Skinfold-thickness measurements were performed in triplicate at the biceps, triceps, subscapular, and suprailiac sites, and the mean of the 3 values was used, and measurements were performed by the same trained individual. Skinfold thicknesses values were measured to a precision of 0.1 mm on the left side of the body with Holtain skinfold calipers (CMS Weighing Equipment, Crymych, United Kingdom). The percentage of total body fat, fat mass (kg) and fat-free mass (kg) were calculated using the equations reported by Slaughter et al. [16], adjusted for sex and age. In the same way, the fat mass index (FMI) and the fat free mass index (FFMI) were estimated using the following formulas: fat mass (kg) / height2 (m), and free fat mass (kg) / height2 (m), respectively.

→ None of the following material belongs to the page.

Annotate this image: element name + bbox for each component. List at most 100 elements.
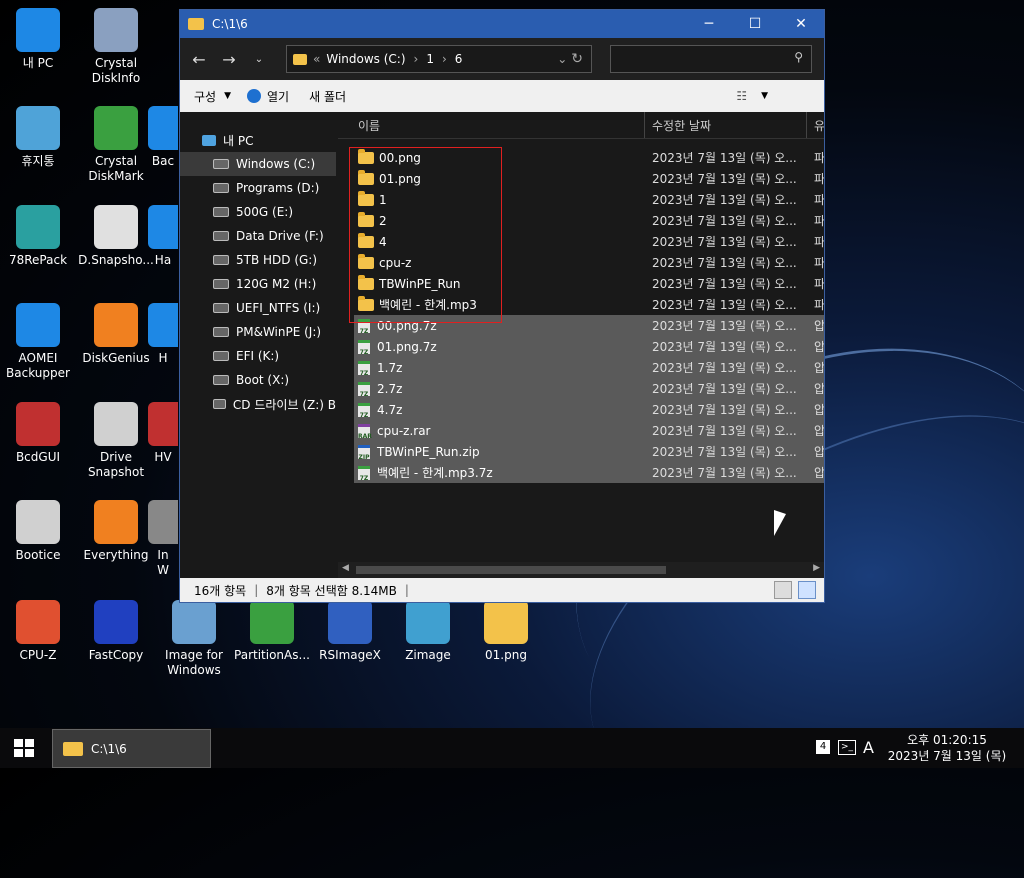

The z-score values for the BMI were computed using the program Aplicación Nutricional, from the Spanish Society of pediatric gastroenterology, hepatology and nutrition (Sociedad Española de Gastroenterología, Hepatología y Nutrición Pediátrica, available at http://www.gastroinf.es/nutritional/). The graphics from Ferrández et al. (Centro Andrea Prader, Zaragoza 2002) were used as reference charts [17].
Statistical analysis
Results are displayed as means (M) with corresponding standard deviations (SDs). The statistical analysis (descriptive statistics, percentiles calculation, Student’s t test, and analysis of variance) was executed using the program Statistical Packages for the Social Sciences version 20.0 (SPSS, Chicago, IL, USA). The condition for statistical significance was a P-value <0.05.
Parents and/or legal guardians were informed and provided written consent for the participation in this study in all cases. This study was approved by the Ethics Comm ittee for Human Investigation of Navarra Hospital Complex (in accordance with the ethical standards laid down in the 1964 Declaration of Helsinki and later amendments).